In Kürze meine Geschichte: geheiratet, zwei Kinder bekommen, Haus gebaut – so weit- so gut! …Scheidung, Auszug, Exmann wollte Haus übernehmen – noch kein Problem! Nach nunmehr 6! Jahren, in denen ich mit meiner Schufa noch nicht mal nen Handyvertrag bekommen hätte, hat er seine Firma ruiniert, ist ausgezogen, hat die Zahlungen eingestellt und arbeitet geringfügig bei seiner jetzigen Ehefrau.

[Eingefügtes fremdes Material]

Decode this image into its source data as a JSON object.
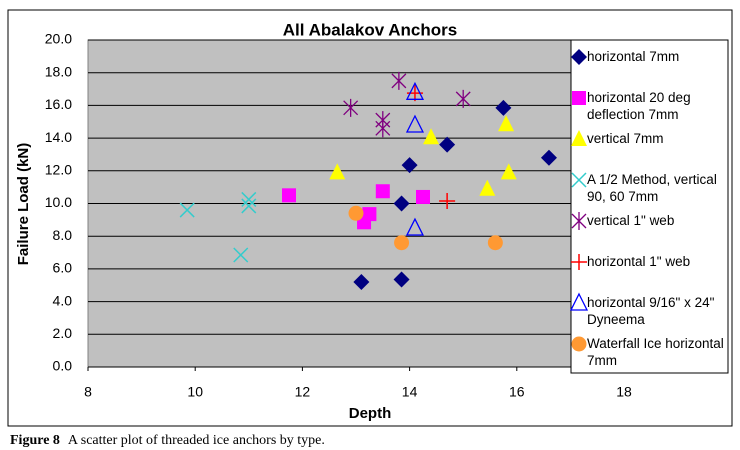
{
  "chart_data": {
    "type": "scatter",
    "title": "All Abalakov Anchors",
    "x_label": "Depth",
    "y_label": "Failure Load (kN)",
    "xlim": [
      8,
      18
    ],
    "xticks": [
      8,
      10,
      12,
      14,
      16,
      18
    ],
    "ylim": [
      0,
      20
    ],
    "yticks": [
      {
        "value": 0,
        "label": "0.0"
      },
      {
        "value": 2,
        "label": "2.0"
      },
      {
        "value": 4,
        "label": "4.0"
      },
      {
        "value": 6,
        "label": "6.0"
      },
      {
        "value": 8,
        "label": "8.0"
      },
      {
        "value": 10,
        "label": "10.0"
      },
      {
        "value": 12,
        "label": "12.0"
      },
      {
        "value": 14,
        "label": "14.0"
      },
      {
        "value": 16,
        "label": "16.0"
      },
      {
        "value": 18,
        "label": "18.0"
      },
      {
        "value": 20,
        "label": "20.0"
      }
    ],
    "grid": true,
    "legend": "right",
    "series": [
      {
        "name": "horizontal 7mm",
        "color": "#000080",
        "marker": "diamond",
        "x": [
          13.1,
          13.85,
          13.85,
          14.0,
          14.7,
          15.75,
          16.6
        ],
        "values": [
          5.2,
          5.35,
          10.0,
          12.35,
          13.6,
          15.85,
          12.8
        ]
      },
      {
        "name": "horizontal 20 deg deflection 7mm",
        "color": "#ff00ff",
        "marker": "square",
        "x": [
          11.75,
          13.15,
          13.25,
          13.5,
          14.25
        ],
        "values": [
          10.5,
          8.85,
          9.35,
          10.75,
          10.4
        ]
      },
      {
        "name": "vertical 7mm",
        "color": "#ffff00",
        "marker": "triangle",
        "x": [
          12.65,
          14.4,
          15.45,
          15.8,
          15.85
        ],
        "values": [
          11.9,
          14.05,
          10.9,
          14.85,
          11.9
        ]
      },
      {
        "name": "A 1/2 Method, vertical 90, 60 7mm",
        "color": "#33cccc",
        "marker": "x",
        "x": [
          9.85,
          10.85,
          11.0,
          11.0
        ],
        "values": [
          9.6,
          6.85,
          10.25,
          9.85
        ]
      },
      {
        "name": "vertical 1\" web",
        "color": "#800080",
        "marker": "asterisk",
        "x": [
          12.9,
          13.5,
          13.5,
          13.8,
          15.0
        ],
        "values": [
          15.85,
          15.1,
          14.6,
          17.5,
          16.4
        ]
      },
      {
        "name": "horizontal 1\" web",
        "color": "#ff0000",
        "marker": "plus",
        "x": [
          14.1,
          14.7
        ],
        "values": [
          16.75,
          10.15
        ]
      },
      {
        "name": "horizontal 9/16\" x 24\" Dyneema",
        "color": "#0000ff",
        "marker": "open-triangle",
        "x": [
          14.1,
          14.1,
          14.1
        ],
        "values": [
          16.8,
          14.8,
          8.5
        ]
      },
      {
        "name": "Waterfall Ice horizontal 7mm",
        "color": "#ff9933",
        "marker": "circle",
        "x": [
          13.0,
          13.85,
          15.6
        ],
        "values": [
          9.4,
          7.6,
          7.6
        ]
      }
    ]
  },
  "caption": {
    "label": "Figure 8",
    "text": "A scatter plot of threaded ice anchors by type."
  }
}
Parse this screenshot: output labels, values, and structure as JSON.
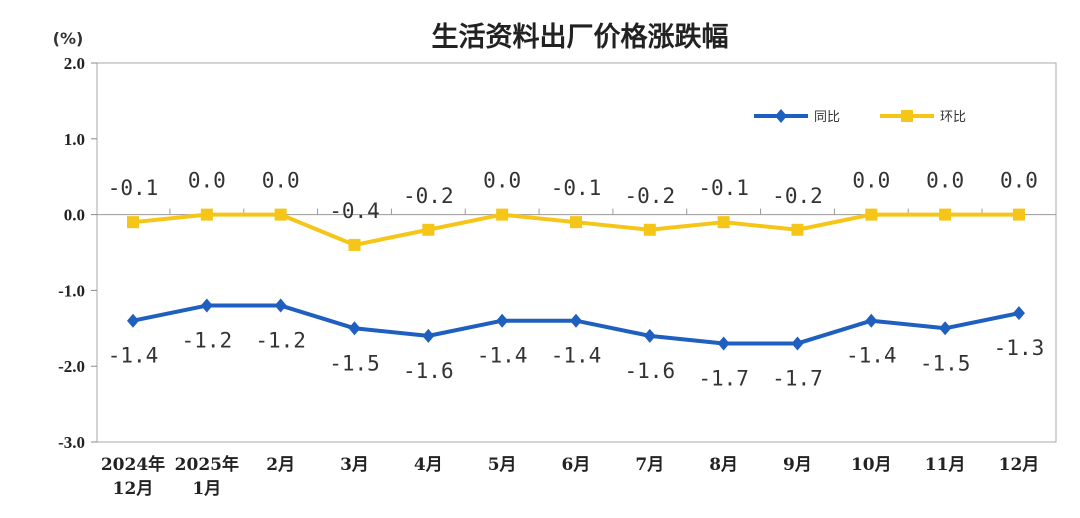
{
  "chart_data": {
    "type": "line",
    "title": "生活资料出厂价格涨跌幅",
    "unit_label": "(%)",
    "ylim": [
      -3.0,
      2.0
    ],
    "y_ticks": [
      "2.0",
      "1.0",
      "0.0",
      "-1.0",
      "-2.0",
      "-3.0"
    ],
    "categories": [
      [
        "2024年",
        "12月"
      ],
      [
        "2025年",
        "1月"
      ],
      [
        "2月"
      ],
      [
        "3月"
      ],
      [
        "4月"
      ],
      [
        "5月"
      ],
      [
        "6月"
      ],
      [
        "7月"
      ],
      [
        "8月"
      ],
      [
        "9月"
      ],
      [
        "10月"
      ],
      [
        "11月"
      ],
      [
        "12月"
      ]
    ],
    "series": [
      {
        "name": "同比",
        "color": "#1f5fbf",
        "marker": "diamond",
        "values": [
          -1.4,
          -1.2,
          -1.2,
          -1.5,
          -1.6,
          -1.4,
          -1.4,
          -1.6,
          -1.7,
          -1.7,
          -1.4,
          -1.5,
          -1.3
        ],
        "labels": [
          "-1.4",
          "-1.2",
          "-1.2",
          "-1.5",
          "-1.6",
          "-1.4",
          "-1.4",
          "-1.6",
          "-1.7",
          "-1.7",
          "-1.4",
          "-1.5",
          "-1.3"
        ]
      },
      {
        "name": "环比",
        "color": "#f5c518",
        "marker": "square",
        "values": [
          -0.1,
          0.0,
          0.0,
          -0.4,
          -0.2,
          0.0,
          -0.1,
          -0.2,
          -0.1,
          -0.2,
          0.0,
          0.0,
          0.0
        ],
        "labels": [
          "-0.1",
          "0.0",
          "0.0",
          "-0.4",
          "-0.2",
          "0.0",
          "-0.1",
          "-0.2",
          "-0.1",
          "-0.2",
          "0.0",
          "0.0",
          "0.0"
        ]
      }
    ],
    "legend_position": "top-right",
    "zero_line": true
  }
}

Das Haus steht seit einem halben Jahr leer und lässt sich z.Z. nicht für den Restkredit verkaufen. Nun hab ich die Karte mit dem „A“.

Ich weiß nicht, ob ich etwas anders gemacht hätte, wenn ich gewusst hätte, wie es endet. Aber er hat ein Kind behalten und dem wollte ich nicht das Dach überm Kopf pfänden. Nun ja, alles ein bisschen dumm gelaufen.

Ich habe natürlich auch Fragen, sonst hätte ich mich ja nicht angemeldet.
1. Ich bin meinem Sohn noch bis März unterhaltspflichtig. Er wird dann 18. Wie sind die Aussichten wenigstens den tatsächlichen Zahlbetrag vor der Pfändung zu retten, wenn ich ihn jetzt noch titulieren lasse? Bitte versteht mich nicht falsch, mir ist schon klar, dass die Bank ein Recht auf ihr Geld hat. Aber sie hätte auch ein wirklich gutes Angebot zur Kreditübernahme durch mich annehmen können. Dazu wäre es lediglich erforderlich gewesen, den Restbetrag von 20% beim 2. Kreditnehmer einzutreiben. Aber mehr bekomme ich nun mal nicht. Mein Mitleid mit der Bank hält sich jedenfalls in Grenzen.